Abstract: Effectiveness of Combined Consumer-operated and CMHA Service (Society for Social Work and Research 14th Annual Conference: Social Work Research: A WORLD OF POSSIBILITIES)

11880 Effectiveness of Combined Consumer-operated and CMHA Service

Thursday, January 14, 2010: 3:30 PM
Pacific Concourse C (Hyatt Regency)
* noted as presenting author
Steven P. Segal, PhD , University of California, Berkeley, Professor and Director MHSWRG, Berkeley, CA
Background and Purpose:

Consumer-operated programs (COSPs) are viewed as organizations that effectively empower their members with severe mental illness in a fashion that promotes recovery. Given the severe mental health issues addressed by such programs COSPs most often are providing service in concert with community mental health agencies (CMHAs). The objective of this trial was to determine the effectiveness of combined COSP and CMHA services for new service users with severe mental illness.


A COSP drop-in center program and a county-CMHA, located in close proximity to it, provided the context for the clinical trial. A weighted-sample of 106 new clients seeking help from the CMHA were randomly assigned to regular CMHA service or to a COSP/CMHA combined service. The COSP center was a well run organization—having all the “common ingredients” associated with excellent mental health service agency environments as evidenced by the high scores it received on the Community Oriented Program Environments scale, assessments made independently of the trial participants by COSP members who had used the agency for at least one month. COSP and CMHA efforts to empower their members/clients were measured with the Organizational Empowerment Scale. Clients/members were assessed at baseline, 1, 3, and 8 months on five recovery-focused outcome measurers: Empowerment of the individual in their everyday life was assessed by The Personal Empowerment Scale and The Self Efficacy Scale. Individual social integration was assessed with the Independent Social Integration Scale, developed to capture five social integration dimensions—social presence, access, participation, production and consumption behaviors. The individual's psychological functioning was assessed with the Brief Psychiatric Rating Scale, and the Hopelessness Scale. All scales possessed high degrees of reliability and independently established validity.

Outcomes were evaluated using a repeated measures multivariate analysis of covariance (MANCOVA).
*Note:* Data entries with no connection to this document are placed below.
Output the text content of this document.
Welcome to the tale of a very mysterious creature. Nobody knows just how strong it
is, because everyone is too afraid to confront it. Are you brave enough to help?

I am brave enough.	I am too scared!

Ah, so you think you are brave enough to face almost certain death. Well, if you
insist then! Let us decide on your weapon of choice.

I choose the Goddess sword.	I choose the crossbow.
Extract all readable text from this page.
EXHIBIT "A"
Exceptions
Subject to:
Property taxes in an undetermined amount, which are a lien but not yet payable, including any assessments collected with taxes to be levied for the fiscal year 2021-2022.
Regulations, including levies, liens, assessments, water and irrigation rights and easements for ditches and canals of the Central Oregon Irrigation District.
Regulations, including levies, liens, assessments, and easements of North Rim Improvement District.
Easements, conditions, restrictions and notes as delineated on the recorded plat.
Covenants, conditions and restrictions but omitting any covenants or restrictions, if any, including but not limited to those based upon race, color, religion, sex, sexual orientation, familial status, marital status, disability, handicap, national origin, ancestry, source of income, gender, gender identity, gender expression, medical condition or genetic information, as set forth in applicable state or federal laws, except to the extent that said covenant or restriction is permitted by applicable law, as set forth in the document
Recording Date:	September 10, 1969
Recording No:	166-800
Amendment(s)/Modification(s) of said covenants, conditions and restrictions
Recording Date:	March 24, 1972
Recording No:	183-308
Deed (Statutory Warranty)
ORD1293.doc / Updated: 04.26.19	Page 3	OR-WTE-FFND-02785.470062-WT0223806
The MANCOVA indicated that service condition, time measured over the eight months of participation, and the interaction of service condition with time produced significant results--all reported with p<.000. These results indicated that taking all the measures into account the two groups changed differently across the four periods of assessment in the eight-month follow-up. Univariate outcomes also showed significant changes associated with service condition across time in Independent Social Integration (d.f. 3,103; F=14.17; p<.000), BPRS Scores (d.f. 3,103; F=4.07; p<.007), and Hopelessness (d.f. 3,103; F=8.25; p<.000)--all favoring the CMHA-only service condition. No differences in the organizational effort to empower members/clients were observed between the COSP/CMHA and the CMHA conditions. Neither personal empowerment nor self efficacy significantly differed by service condition across time.

Conclusions and Implications

COSPs failing to provide for the organizational empowerment of their members when acting in concert with CMHA service may actually be harmful to their members. COSPS offer an inexpensive form of service with no qualification other than the ascribed status of the consumers or former consumers running the organization. Without a clearly defined process for empowering their members such care should be supported with extreme caution in that it may be less helpful than CMHA service alone.